Commerce marketers need to become mini-Googles
The good news for marketers is that convergence works both ways. Some commerce players are taking on the 800-pound Google gorilla in the room by becoming mini-Googles in their own rights. OTAs, for example, are serving highly targeted advertisements for other travel companies amid their own hotel, car or flight listings.
That may seem counterintuitive, but it makes sense when you look at a typical customer journey. Travel buyers generally start researching a trip weeks in advance and comparison shop dozens of sites before they buy. OTAs have traditionally focused on trying to get every user to make a purchase. Now, marketers are embracing the idea that 95 percent of their visitors aren’t going to buy in a given session and starting to think about their upper funnel users the way a search engine would.

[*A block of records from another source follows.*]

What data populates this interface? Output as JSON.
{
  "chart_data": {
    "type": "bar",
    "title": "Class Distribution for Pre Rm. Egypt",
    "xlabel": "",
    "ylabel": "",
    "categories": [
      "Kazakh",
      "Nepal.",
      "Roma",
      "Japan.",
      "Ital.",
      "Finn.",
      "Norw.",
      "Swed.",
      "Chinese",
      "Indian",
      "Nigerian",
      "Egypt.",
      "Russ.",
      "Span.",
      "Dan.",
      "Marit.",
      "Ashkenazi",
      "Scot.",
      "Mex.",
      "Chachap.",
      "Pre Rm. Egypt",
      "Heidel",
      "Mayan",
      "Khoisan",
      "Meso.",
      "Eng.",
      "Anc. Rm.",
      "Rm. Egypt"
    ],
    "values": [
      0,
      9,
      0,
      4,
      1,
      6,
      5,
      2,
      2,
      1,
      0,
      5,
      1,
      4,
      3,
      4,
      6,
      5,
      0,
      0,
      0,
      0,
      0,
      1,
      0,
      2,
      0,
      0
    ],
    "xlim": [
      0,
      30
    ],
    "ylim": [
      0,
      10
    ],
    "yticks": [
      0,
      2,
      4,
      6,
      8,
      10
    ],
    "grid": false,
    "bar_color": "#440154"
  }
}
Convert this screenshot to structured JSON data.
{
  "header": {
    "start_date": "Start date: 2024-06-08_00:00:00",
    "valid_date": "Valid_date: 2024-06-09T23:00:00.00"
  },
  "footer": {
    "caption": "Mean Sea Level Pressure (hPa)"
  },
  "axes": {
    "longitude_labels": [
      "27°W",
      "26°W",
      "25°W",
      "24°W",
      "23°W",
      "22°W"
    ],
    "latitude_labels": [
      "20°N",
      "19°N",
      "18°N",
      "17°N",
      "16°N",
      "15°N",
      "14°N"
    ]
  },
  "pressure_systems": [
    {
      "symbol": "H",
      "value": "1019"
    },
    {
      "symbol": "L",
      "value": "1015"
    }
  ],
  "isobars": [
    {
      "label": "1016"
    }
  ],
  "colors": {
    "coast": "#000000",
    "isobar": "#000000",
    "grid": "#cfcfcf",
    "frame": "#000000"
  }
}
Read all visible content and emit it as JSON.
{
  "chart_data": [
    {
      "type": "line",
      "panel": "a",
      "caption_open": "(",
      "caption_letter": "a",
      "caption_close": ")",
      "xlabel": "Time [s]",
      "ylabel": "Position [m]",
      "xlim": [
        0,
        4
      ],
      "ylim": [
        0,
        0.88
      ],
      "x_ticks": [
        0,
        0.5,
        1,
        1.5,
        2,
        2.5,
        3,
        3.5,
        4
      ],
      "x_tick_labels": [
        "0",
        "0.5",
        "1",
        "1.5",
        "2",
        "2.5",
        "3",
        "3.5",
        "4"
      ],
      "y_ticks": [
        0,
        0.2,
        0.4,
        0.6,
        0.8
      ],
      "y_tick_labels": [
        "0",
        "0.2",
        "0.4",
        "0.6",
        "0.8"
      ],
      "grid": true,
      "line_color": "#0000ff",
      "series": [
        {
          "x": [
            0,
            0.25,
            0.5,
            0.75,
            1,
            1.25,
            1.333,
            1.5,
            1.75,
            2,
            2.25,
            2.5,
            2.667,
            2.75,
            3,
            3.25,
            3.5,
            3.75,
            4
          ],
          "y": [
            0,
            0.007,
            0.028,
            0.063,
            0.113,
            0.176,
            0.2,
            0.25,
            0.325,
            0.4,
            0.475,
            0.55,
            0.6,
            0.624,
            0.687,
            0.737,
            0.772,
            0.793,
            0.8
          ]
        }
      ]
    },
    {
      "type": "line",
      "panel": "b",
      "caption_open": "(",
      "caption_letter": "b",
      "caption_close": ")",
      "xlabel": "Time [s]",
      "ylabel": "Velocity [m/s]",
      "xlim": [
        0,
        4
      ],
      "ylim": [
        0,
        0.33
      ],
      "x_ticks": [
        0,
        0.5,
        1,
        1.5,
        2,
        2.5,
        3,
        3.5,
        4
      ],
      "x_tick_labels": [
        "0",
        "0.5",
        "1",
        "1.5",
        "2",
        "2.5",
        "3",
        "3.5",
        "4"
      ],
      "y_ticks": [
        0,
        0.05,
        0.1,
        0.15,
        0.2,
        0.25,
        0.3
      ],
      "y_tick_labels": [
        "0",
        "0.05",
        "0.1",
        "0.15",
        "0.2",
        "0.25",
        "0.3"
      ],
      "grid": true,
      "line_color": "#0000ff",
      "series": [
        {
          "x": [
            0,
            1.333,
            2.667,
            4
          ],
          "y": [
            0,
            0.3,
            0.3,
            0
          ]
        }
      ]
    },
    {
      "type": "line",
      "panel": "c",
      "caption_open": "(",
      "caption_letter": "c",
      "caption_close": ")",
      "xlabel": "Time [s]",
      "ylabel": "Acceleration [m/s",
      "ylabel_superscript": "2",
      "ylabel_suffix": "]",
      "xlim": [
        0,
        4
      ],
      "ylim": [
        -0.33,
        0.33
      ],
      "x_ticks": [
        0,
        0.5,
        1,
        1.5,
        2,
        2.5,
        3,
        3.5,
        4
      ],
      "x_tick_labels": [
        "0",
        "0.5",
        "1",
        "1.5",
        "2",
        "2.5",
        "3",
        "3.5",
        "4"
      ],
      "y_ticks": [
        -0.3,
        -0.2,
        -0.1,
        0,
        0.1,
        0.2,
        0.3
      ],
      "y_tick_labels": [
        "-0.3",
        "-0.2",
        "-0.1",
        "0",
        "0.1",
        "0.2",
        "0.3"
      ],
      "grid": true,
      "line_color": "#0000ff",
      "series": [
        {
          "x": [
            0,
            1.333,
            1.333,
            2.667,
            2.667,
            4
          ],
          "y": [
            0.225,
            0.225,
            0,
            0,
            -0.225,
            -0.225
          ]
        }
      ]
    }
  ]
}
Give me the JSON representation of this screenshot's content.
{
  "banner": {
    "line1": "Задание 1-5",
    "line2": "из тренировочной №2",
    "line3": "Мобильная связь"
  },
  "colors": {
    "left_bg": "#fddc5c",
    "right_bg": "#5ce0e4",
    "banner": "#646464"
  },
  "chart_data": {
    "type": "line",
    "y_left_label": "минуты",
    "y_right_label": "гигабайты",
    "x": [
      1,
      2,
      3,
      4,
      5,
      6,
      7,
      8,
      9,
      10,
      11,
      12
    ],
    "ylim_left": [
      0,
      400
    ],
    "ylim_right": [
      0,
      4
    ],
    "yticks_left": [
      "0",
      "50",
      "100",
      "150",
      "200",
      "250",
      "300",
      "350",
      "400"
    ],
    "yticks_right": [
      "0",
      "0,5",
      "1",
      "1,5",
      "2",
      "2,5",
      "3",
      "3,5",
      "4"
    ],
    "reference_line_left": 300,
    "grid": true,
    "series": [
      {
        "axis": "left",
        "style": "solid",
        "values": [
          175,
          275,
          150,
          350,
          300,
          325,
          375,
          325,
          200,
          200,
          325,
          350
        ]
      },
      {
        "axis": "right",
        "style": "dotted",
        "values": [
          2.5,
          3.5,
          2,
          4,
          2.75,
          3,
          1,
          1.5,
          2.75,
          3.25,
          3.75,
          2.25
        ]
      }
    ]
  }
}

Shoppers who never buy still carry a deep well of behavioral and intent data, like origin and destination cities, dates and times of travel, number of travelers, purchase and browsing history, loyalty, carrier preferences and even price, vendor and class of service. Using this data to serve relevant offers from advertisers creates a superior, open user experience with ad engagement rates that are 30 times that of traditional travel display advertising.
But won’t it kill your core transaction business?
The key to making convergence work is data science. Marketers must be able to separate browsers from buyers in real time to avoid cannibalizing the core business.
Machine learning allows you to accurately understand a user’s propensity to convert, and with it their likelihood to bounce, comparison shop, engage with ads or exhibit other behaviors. With this kind of insight, you can provide the right experience for every user. When purchase propensity is high, you should carry on as usual. Leave them alone to complete their checkout or perhaps offer them an incentive to “buy now.” But when purchase propensity is low, you should serve an ad to help users keep shopping without needing to stop at Google. Think of it as the Progressive Insurance model for digital commerce: “If we can’t serve you, we’ll connect you to someone who might.
This kind of insight from data science results in a superior experience for every user and a brand-new revenue stream for commerce players with no negative impact on core transaction business.
Convergence means serving the user above all else
Convergence is real. OTAs, metasearch engines and airlines like Iceland Air and El Al, as well as hotels including Hilton, Hyatt and Marriott, already allow competitor advertising on their booking sites. And of course, half of the shopping-related search advertising market has already been snagged by Amazon, whose ad revenues are predicted to reach $20 billion within two years.
To survive convergence, commerce marketers need to stop thinking like single brand destinations and instead become starting points for users to find what they need inside or outside of the walled garden. The future is in embracing practices that serve the user above all else, even when that is as counterintuitive as promoting the competition.
By adapting to this inevitable shift, OTAs and other ecommerce players can beat Google at its own game, provide better information and experiences for users and create a safe, high-margin revenue stream out of data-rich traffic.